Lesson 3: Cheating Is a Necessary Evil Full of Consequences

I am not sure how players are expected to play GTA III or Vice City without cheats. One of the reasons I have not gotten obsessed with San Andreas is that the cheat codes on Steam are random letters jumbled together. For example, if you want weapons in GTA III, you simply type: “gunsgunsguns” onto your keyboard, and you have the entire set of weapons offered for the game. In Vice City, you can choose from “thugstools,” “professionaltools,” or “nuttertools.” I always go for “nuttertools” because you get a chainsaw. In San Andreas, however, the weapon cheats are either: “UZUMYMW,” “WANRLTW,” or “KJKSZPJ.” Maybe there is some sort of logic in these three cheats, but here’s the thing, I’m not an autistic genius who can crack codes in less than two seconds.

Cheats do make gameplay easier, but beware: in an excessive amount you can prevent yourself from winning. Not because “oh, but it’s against the morals of the game, you didn’t really win,” but rather, enough cheats can corrupt a file and make it unreadable to your computer. I learned this the hard way with Vice City. I had just completed a particularly difficult mission halfway through the game where you had to outrace this one driver, and I was super excited. I went downstairs for dinner and when I came back, Steam would not let me open the file, as there had been an unexpected hold. It was truly devastating, but a lesson well-learned. Sure, cheats will get you somewhere faster, but the aftermath if caught is severe.

Lesson 4: You Will Make Enemies

The closer you get towards finishing a game altogether, the more enemies you will have. You will have gained respect among your peers and have earned a boatload of money, but you will have pissed off others in the process. Life is a competition, and you can’t make everybody happy. You shouldn’t go out of your way to piss people off, but don’t pass by opportunities because you are afraid of who will hate you. (This is all assuming you are a good person with good intentions.

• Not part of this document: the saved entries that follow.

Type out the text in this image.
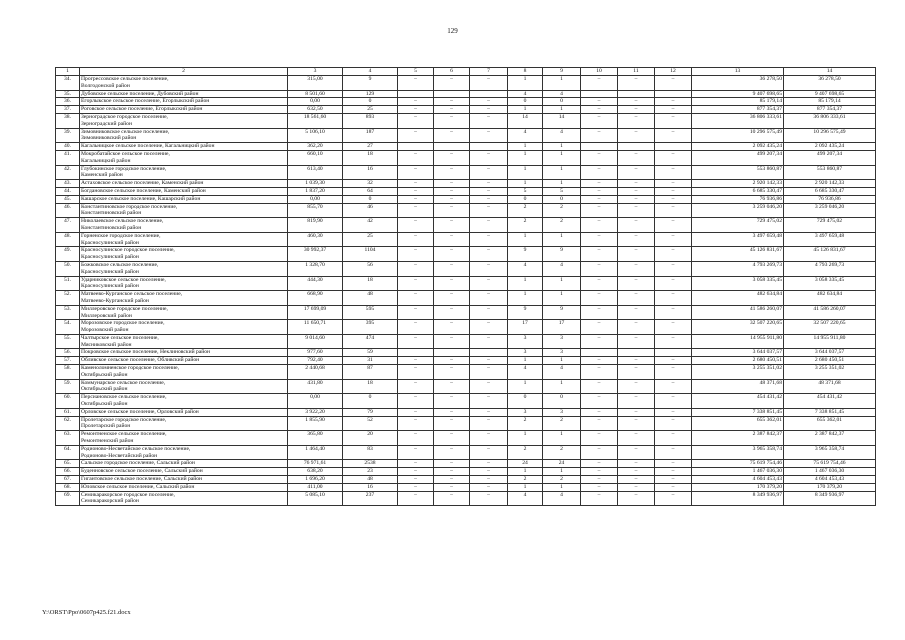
129
1	2	3	4	5	6	7	8	9	10	11	12	13	14
34.	Прогрессовское сельское поселение,
Волгодонской район	315,00	9	–	–	–	1	1	–	–	–	36 278,50	36 278,50
35.	Дубовское сельское поселение, Дубовский район	8 501,60	129				4	4				9 407 698,65	9 407 698,65
36.	Егорлыкское сельское поселение, Егорлыкский район	0,00	0	–	–	–	0	0	–	–	–	85 179,14	85 179,14
37.	Роговское сельское поселение, Егорлыкский район	632,50	25	–	–	–	1	1	–	–	–	877 354,37	877 354,37
38.	Зерноградское городское поселение,
Зерноградский район	18 561,60	893	–	–	–	14	14	–	–	–	36 806 333,61	36 806 333,61
39.	Зимовниковское сельское поселение,
Зимовниковский район	5 106,10	187	–	–	–	4	4	–	–	–	10 296 575,49	10 296 575,49
40.	Кагальницкое сельское поселение, Кагальницкий район	362,20	27				1	1				2 092 435,24	2 092 435,24
41.	Мокробатайское сельское поселение,
Кагальницкий район	660,10	18	–	–	–	1	1	–	–	–	499 207,34	499 207,34
42.	Глубокинское городское поселение,
Каменский район	613,40	16	–	–	–	1	1	–	–	–	553 860,87	553 860,87
43.	Астаховское сельское поселение, Каменский район	1 039,30	32	–	–	–	1	1	–	–	–	2 920 142,33	2 920 142,33
44.	Богдановское сельское поселение, Каменский район	1 837,20	64	–	–	–	5	5	–	–	–	6 685 330,47	6 685 330,47
45.	Кашарское сельское поселение, Кашарский район	0,00	0	–	–	–	0	0	–	–	–	76 936,86	76 936,86
46.	Константиновское городское поселение,
Константиновский район	855,70	46	–	–	–	2	2	–	–	–	3 259 046,20	3 259 046,20
47.	Николаевское сельское поселение,
Константиновский район	819,90	42	–	–	–	2	2	–	–	–	729 475,02	729 475,02
48.	Горненское городское поселение,
Красносулинский район	460,30	25	–	–	–	1	1	–	–	–	3 497 659,48	3 497 659,48
49.	Красносулинское городское поселение,
Красносулинский район	30 992,37	1104	–	–	–	9	9	–	–	–	45 126 831,67	45 126 831,67
50.	Божковское сельское поселение,
Красносулинский район	1 328,70	56	–	–	–	4	4	–	–	–	4 793 269,73	4 793 269,73
51.	Ударниковское сельское поселение,
Красносулинский район	444,30	18	–	–	–	1	1	–	–	–	3 058 335,45	3 058 335,45
52.	Матвеево-Курганское сельское поселение,
Матвеево-Курганский район	668,90	48	–	–	–	1	1	–	–	–	482 634,84	482 634,84
53.	Миллеровское городское поселение,
Миллеровский район	17 699,09	595	–	–	–	9	9	–	–	–	41 586 260,07	41 586 260,07
54.	Морозовское городское поселение,
Морозовский район	11 650,71	395	–	–	–	17	17	–	–	–	32 507 220,65	32 507 220,65
55.	Чалтырское сельское поселение,
Мясниковский район	9 014,60	474	–	–	–	3	3	–	–	–	14 955 911,80	14 955 911,80
56.	Покровское сельское поселение, Неклиновский район	977,60	59				3	3				3 644 037,57	3 644 037,57
57.	Обливское сельское поселение, Обливский район	792,40	31	–	–	–	1	1	–	–	–	2 680 450,51	2 680 450,51
58.	Каменоломненское городское поселение,
Октябрьский район	2 440,68	87	–	–	–	4	4	–	–	–	3 255 351,02	3 255 351,02
59.	Коммунарское сельское поселение,
Октябрьский район	431,80	18	–	–	–	1	1	–	–	–	48 371,68	48 371,68
60.	Персиановское сельское поселение,
Октябрьский район	0,00	0	–	–	–	0	0	–	–	–	454 431,42	454 431,42
61.	Орловское сельское поселение, Орловский район	3 922,20	79	–	–	–	3	3	–	–	–	7 338 851,45	7 338 851,45
62.	Пролетарское городское поселение,
Пролетарский район	1 855,90	52	–	–	–	2	2	–	–	–	655 362,01	655 362,01
63.	Ремонтненское сельское поселение,
Ремонтненский район	365,80	20	–	–	–	1	1	–	–	–	2 387 842,37	2 387 842,37
64.	Родионово-Несветайское сельское поселение,
Родионово-Несветайский район	1 464,40	83	–	–	–	2	2	–	–	–	3 965 358,74	3 965 358,74
65.	Сальское городское поселение, Сальский район	76 971,61	2538	–	–	–	24	24	–	–	–	75 619 754,46	75 619 754,46
66.	Буденновское сельское поселение, Сальский район	638,20	23	–	–	–	1	1	–	–	–	1 467 036,30	1 467 036,30
67.	Гигантовское сельское поселение, Сальский район	1 696,20	48	–	–	–	2	2	–	–	–	4 604 453,43	4 604 453,43
68.	Юловское сельское поселение, Сальский район	411,00	16	–	–	–	1	1	–	–	–	170 379,20	170 379,20
69.	Семикаракорское городское поселение,
Семикаракорский район	5 085,10	237	–	–	–	4	4	–	–	–	8 349 936,97	8 349 936,97
Y:\ORST\Ppo\0607p425.f21.docx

If you are reading this and think that I am deeming it acceptable to exterminate a race of people or blow up abortion clinics, then you are drastically misinterpreting what I am saying.)

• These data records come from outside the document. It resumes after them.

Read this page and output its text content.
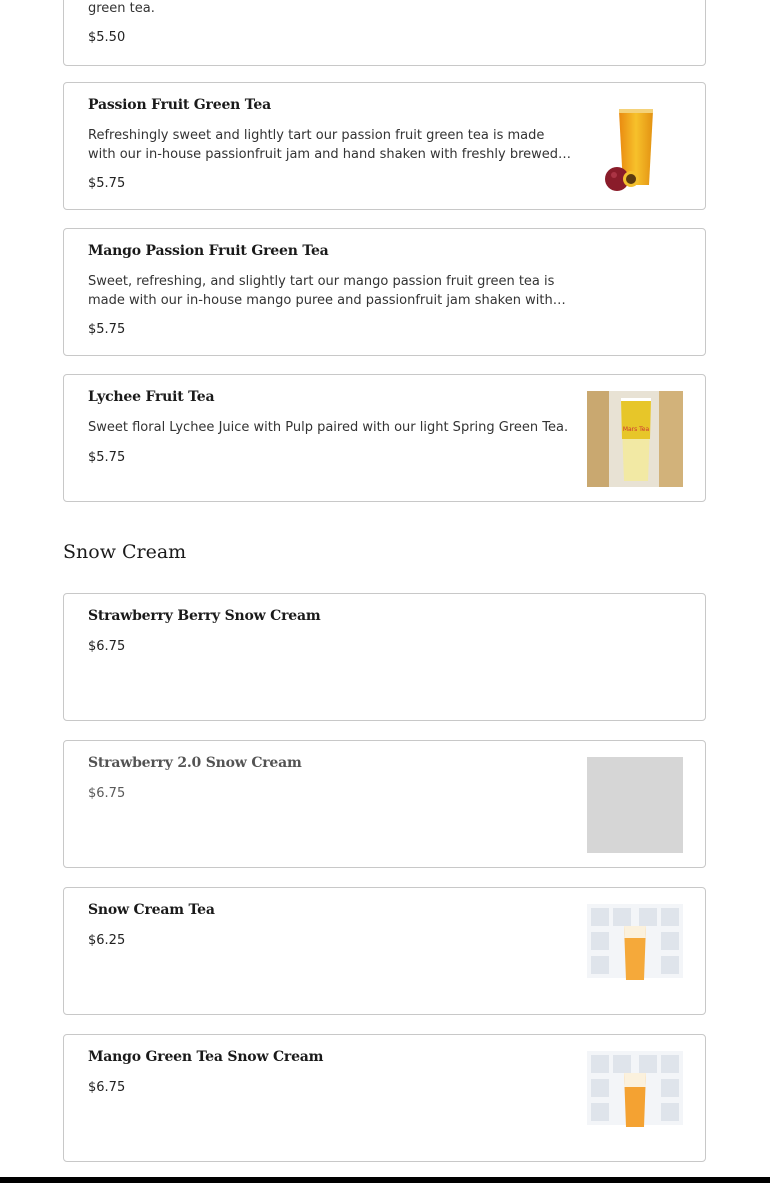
green tea.
$5.50
Passion Fruit Green Tea
Refreshingly sweet and lightly tart our passion fruit green tea is made with our in-house passionfruit jam and hand shaken with freshly brewed
$5.75
Mango Passion Fruit Green Tea
Sweet, refreshing, and slightly tart our mango passion fruit green tea is made with our in-house mango puree and passionfruit jam shaken with
$5.75
Lychee Fruit Tea
Sweet floral Lychee Juice with Pulp paired with our light Spring Green Tea.
$5.75
Mars Tea
Snow Cream
Strawberry Berry Snow Cream
$6.75
Strawberry 2.0 Snow Cream
$6.75
Snow Cream Tea
$6.25
Mango Green Tea Snow Cream
$6.75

This aside, it is important to take into consideration what you will lose if you do become successful. Barack Obama is probably pretty grateful that he is the President of the United States, but he can’t go to a Starbucks by himself without getting bombarded by soccer moms who think he is just the bee’s knees. There are certain places in both Liberty City and Vice City that you can’t get to after you complete a certain mission because you kill too many of the mafia or cartel’s buddies and if you set foot in their territory, people will shoot you from many different angles and you will likely die.

Lesson 5: It’s All Just a Game

After I completed first Vice City and then GTA III, the high ended like air being slowly released from a balloon. There was so much hype towards finishing, and then when it happened, I was left there thinking, “Is this it?” The journey was fun. I liked getting to drive around the beach with ‘80s music on the radio and Ray Liotta’s voice mocking the people Tommy runs over. I liked unlocking the new neighborhoods I had never seen before in in GTA III. I enjoyed completing the missions, sometimes on one try and sometimes after dozens, and ultimately feeling like I had accomplished something great, though in reality, thousands of others had done this before me. It was my journey, and no one else’s. I didn’t care how long it took to get there. But when it was over, I just found myself driving around and shooting hookers, like I had been doing in the first place so many years ago.

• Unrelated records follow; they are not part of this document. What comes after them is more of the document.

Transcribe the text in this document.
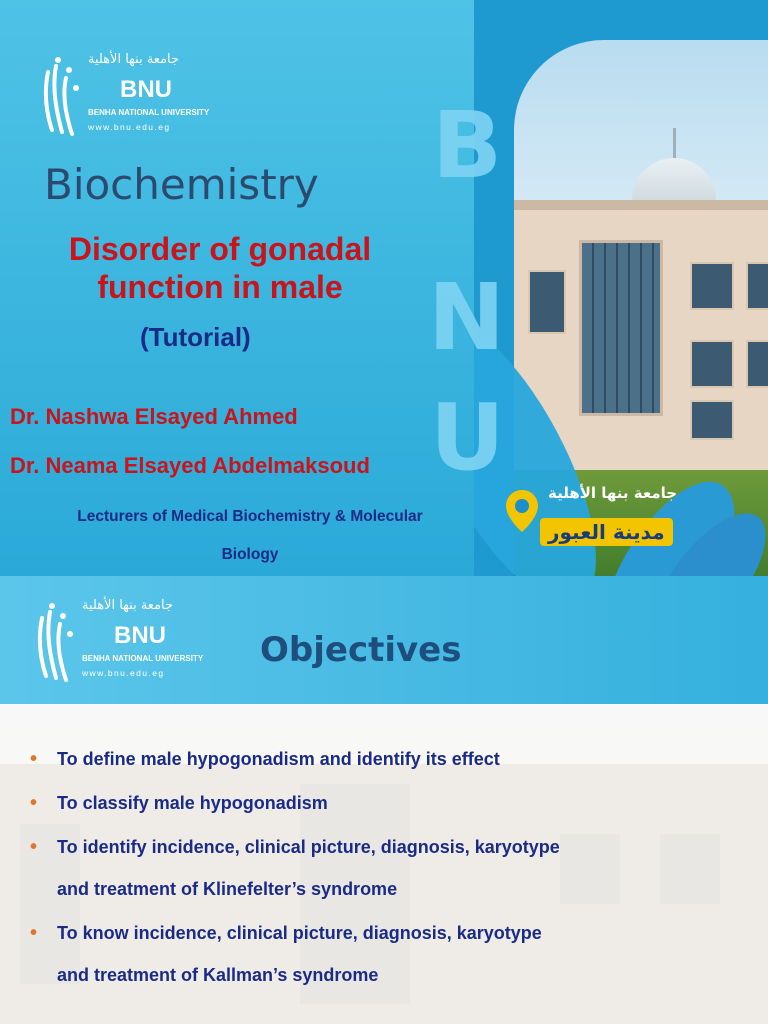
B
N
U
جامعة بنها الأهلية
BNU
BENHA NATIONAL UNIVERSITY
www.bnu.edu.eg
Biochemistry
Disorder of gonadal
function in male
(Tutorial)
Dr. Nashwa Elsayed Ahmed
Dr. Neama Elsayed Abdelmaksoud
Lecturers of Medical Biochemistry & Molecular
Biology
جامعة بنها الأهلية
مدينة العبور
جامعة بنها الأهلية
BNU
BENHA NATIONAL UNIVERSITY
www.bnu.edu.eg
Objectives
• To define male hypogonadism and identify its effect
• To classify male hypogonadism
• To identify incidence, clinical picture, diagnosis, karyotype
and treatment of Klinefelter’s syndrome
• To know incidence, clinical picture, diagnosis, karyotype
and treatment of Kallman’s syndrome
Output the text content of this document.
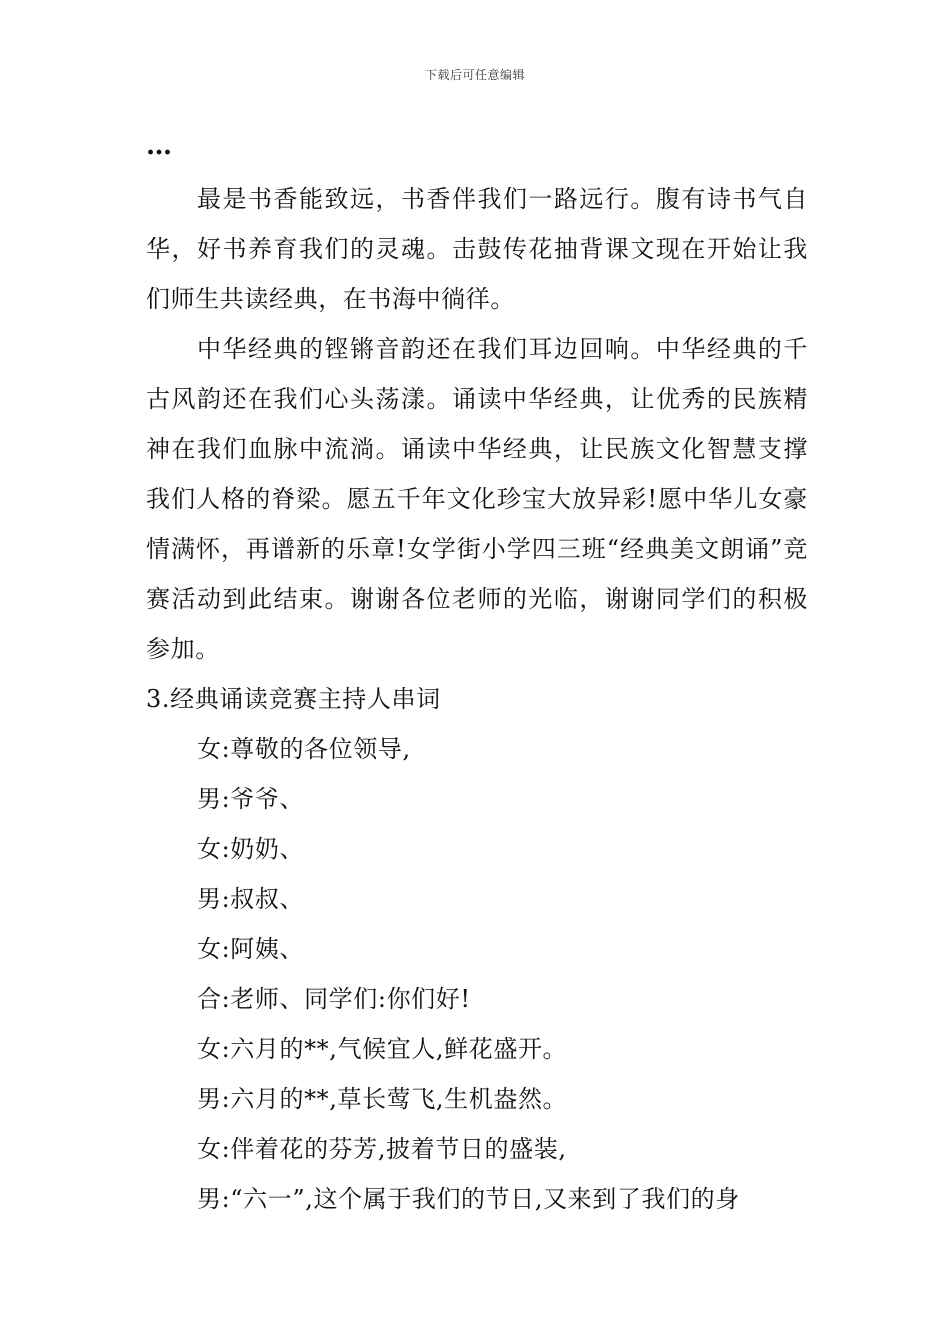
下载后可任意编辑
…

最是书香能致远，书香伴我们一路远行。腹有诗书气自华，好书养育我们的灵魂。击鼓传花抽背课文现在开始让我们师生共读经典，在书海中徜徉。

中华经典的铿锵音韵还在我们耳边回响。中华经典的千古风韵还在我们心头荡漾。诵读中华经典，让优秀的民族精神在我们血脉中流淌。诵读中华经典，让民族文化智慧支撑我们人格的脊梁。愿五千年文化珍宝大放异彩!愿中华儿女豪情满怀，再谱新的乐章!女学街小学四三班“经典美文朗诵”竞赛活动到此结束。谢谢各位老师的光临，谢谢同学们的积极参加。

3.经典诵读竞赛主持人串词

女:尊敬的各位领导,

男:爷爷、

女:奶奶、

男:叔叔、

女:阿姨、

合:老师、同学们:你们好!

女:六月的**,气候宜人,鲜花盛开。

男:六月的**,草长莺飞,生机盎然。

女:伴着花的芬芳,披着节日的盛装,

男:“六一”,这个属于我们的节日,又来到了我们的身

I ask myself what’s the point of playing if eventually I’ll just wind up doing what I already had been doing. I suppose it’s kind of like asking yourself why bother to get potty-trained if you’ll just wind back up in a diaper in old age — there are a few decades in between where you’d benefit from not peeing your pants every day. Grand Theft Auto taught me that the journey is worth taking, even if the desired destination will be disappointing.